For example:
a) int [x][y][z]
vs
b) int[x*y*z]
Initi
On current CPUs, non-cached memory access is hundreds of times slower than arithmetics (see this presentation and read What every programmer should know about memory). The a) option will result in about 3 memory lookups whereas the b) option will result in about 1 memory lookup. Also the CPU's prefetching algorithms might not work as well. So the b) option can be faster in some situations (it's a hot spot and the array does not fit into the CPU's cache). How much faster? - that will depend on the application.
Personally I would first use the a) option, because it will result in simpler code. If a profiler shows that array access to be a bottleneck, then I would convert it to the b) option, so that there is a pair of helper methods for reading and writing array values (that way the messy code will be restricted to those two methods).
I made a benchmark for comparing 3-dimensional int arrays ("Multi" column) to the equivalent 1-dimensional int arrays ("Single" column). The code is here and tests here. I ran it on 64-bit jdk1.6.0_18, Windows 7 x64, Core 2 Quad Q6600 @ 3.0 GHz, 4 GB DDR2, using the JVM options -server -Xmx3G -verbose:gc -XX:+PrintCompilation (I have removed the debug output from the following results).
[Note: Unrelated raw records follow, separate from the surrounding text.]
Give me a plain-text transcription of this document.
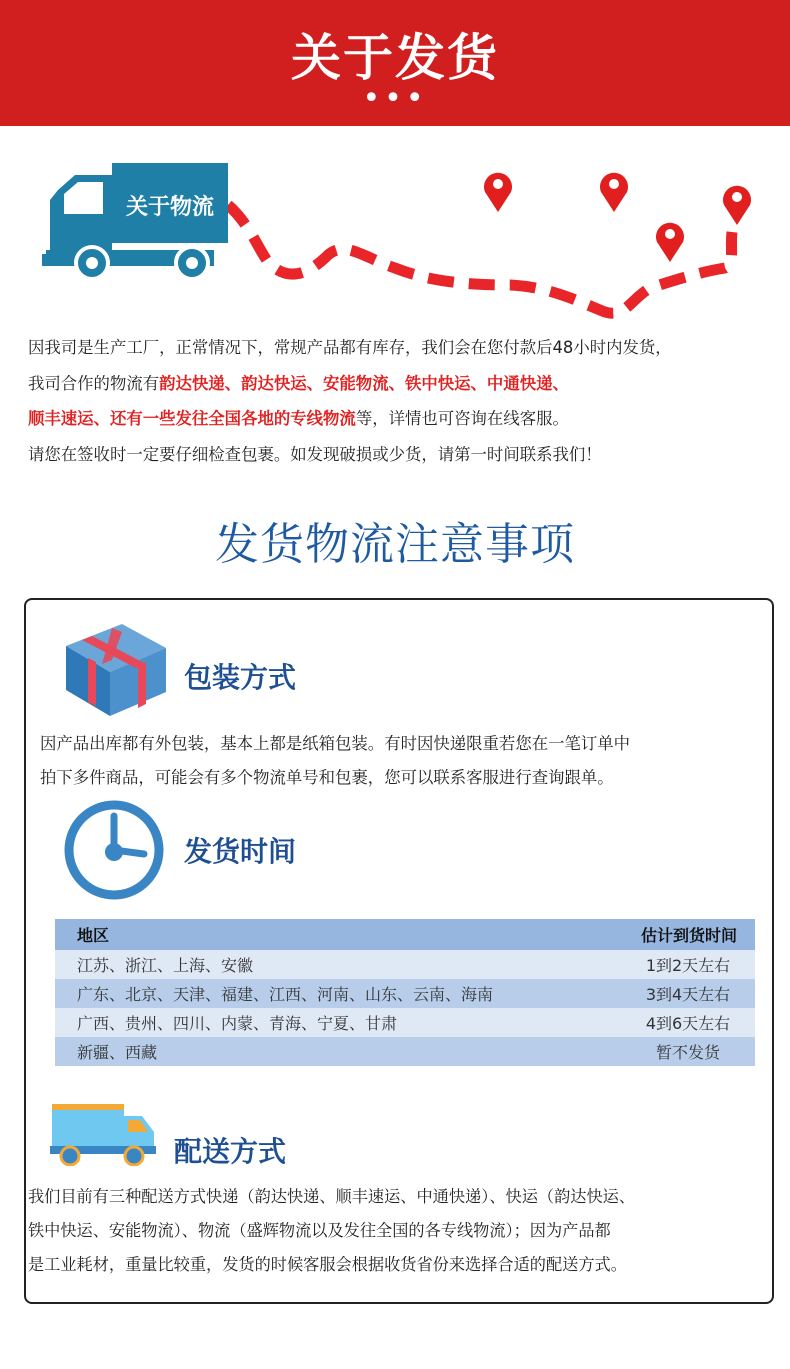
关于发货
•••
关于物流

因我司是生产工厂，正常情况下，常规产品都有库存，我们会在您付款后48小时内发货，

我司合作的物流有韵达快递、韵达快运、安能物流、铁中快运、中通快递、

顺丰速运、还有一些发往全国各地的专线物流等，详情也可咨询在线客服。

请您在签收时一定要仔细检查包裹。如发现破损或少货，请第一时间联系我们！

发货物流注意事项
包装方式
因产品出库都有外包装，基本上都是纸箱包装。有时因快递限重若您在一笔订单中
拍下多件商品，可能会有多个物流单号和包裹，您可以联系客服进行查询跟单。
发货时间
地区	估计到货时间
江苏、浙江、上海、安徽	1到2天左右
广东、北京、天津、福建、江西、河南、山东、云南、海南	3到4天左右
广西、贵州、四川、内蒙、青海、宁夏、甘肃	4到6天左右
新疆、西藏	暂不发货
配送方式
我们目前有三种配送方式快递（韵达快递、顺丰速运、中通快递）、快运（韵达快运、
铁中快运、安能物流）、物流（盛辉物流以及发往全国的各专线物流）；因为产品都
是工业耗材，重量比较重，发货的时候客服会根据收货省份来选择合适的配送方式。
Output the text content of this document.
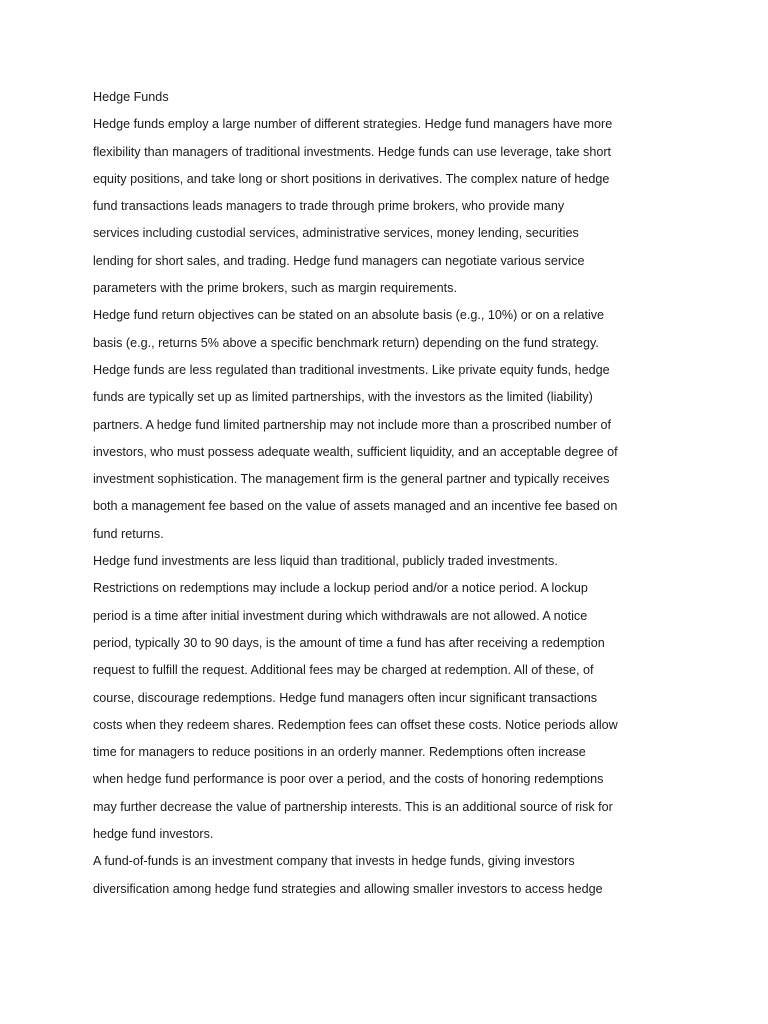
Hedge Funds
Hedge funds employ a large number of different strategies. Hedge fund managers have more
flexibility than managers of traditional investments. Hedge funds can use leverage, take short
equity positions, and take long or short positions in derivatives. The complex nature of hedge
fund transactions leads managers to trade through prime brokers, who provide many
services including custodial services, administrative services, money lending, securities
lending for short sales, and trading. Hedge fund managers can negotiate various service
parameters with the prime brokers, such as margin requirements.
Hedge fund return objectives can be stated on an absolute basis (e.g., 10%) or on a relative
basis (e.g., returns 5% above a specific benchmark return) depending on the fund strategy.
Hedge funds are less regulated than traditional investments. Like private equity funds, hedge
funds are typically set up as limited partnerships, with the investors as the limited (liability)
partners. A hedge fund limited partnership may not include more than a proscribed number of
investors, who must possess adequate wealth, sufficient liquidity, and an acceptable degree of
investment sophistication. The management firm is the general partner and typically receives
both a management fee based on the value of assets managed and an incentive fee based on
fund returns.
Hedge fund investments are less liquid than traditional, publicly traded investments.
Restrictions on redemptions may include a lockup period and/or a notice period. A lockup
period is a time after initial investment during which withdrawals are not allowed. A notice
period, typically 30 to 90 days, is the amount of time a fund has after receiving a redemption
request to fulfill the request. Additional fees may be charged at redemption. All of these, of
course, discourage redemptions. Hedge fund managers often incur significant transactions
costs when they redeem shares. Redemption fees can offset these costs. Notice periods allow
time for managers to reduce positions in an orderly manner. Redemptions often increase
when hedge fund performance is poor over a period, and the costs of honoring redemptions
may further decrease the value of partnership interests. This is an additional source of risk for
hedge fund investors.
A fund-of-funds is an investment company that invests in hedge funds, giving investors
diversification among hedge fund strategies and allowing smaller investors to access hedge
The results were:
Out of 20 repeats, the minimum time in milliseconds is reported.
Array dimensions: 100x100x100 (1000000)
Multi Single
Seq Write 1 1
Seq Read 1 1
Random Read 99 90 (of which generating random numbers 59 ms)
Array dimensions: 200x200x200 (8000000)
Multi Single
Seq Write 14 13
Seq Read 11 8
Random Read 1482 1239 (of which generating random numbers 474 ms)
Array dimensions: 300x300x300 (27000000)
Multi Single
Seq Write 53 46
Seq Read 34 24
Random Read 5915 4418 (of which generating random numbers 1557 ms)
Array dimensions: 400x400x400 (64000000)
Multi Single
Seq Write 123 111
Seq Read 71 55
Random Read 16326 11144 (of which generating random numbers 3693 ms)
This shows the 1-dimensional array to be faster. Though the differences are so small, that for 99% applications it won't be noticable.
I did also some measurements to estimate the overhead of generating the random numbers in the Random Read benchmark by replacing preventOptimizingAway += array.get(x, y, z); with preventOptimizingAway += x * y * z; and added the measurements to the above results table by hand. Generating the random numbers takes 1/3 or less of the total time of the Random Read benchmark, so the memory access dominates the benchmark as expected. It would be interesting to repeat this benchmark with arrays of 4 and more dimensions. Probably it would make the speed difference bigger, because the multidimensional array's topmost levels will fit into the CPU's cache, and only the other levels will require a memory lookup.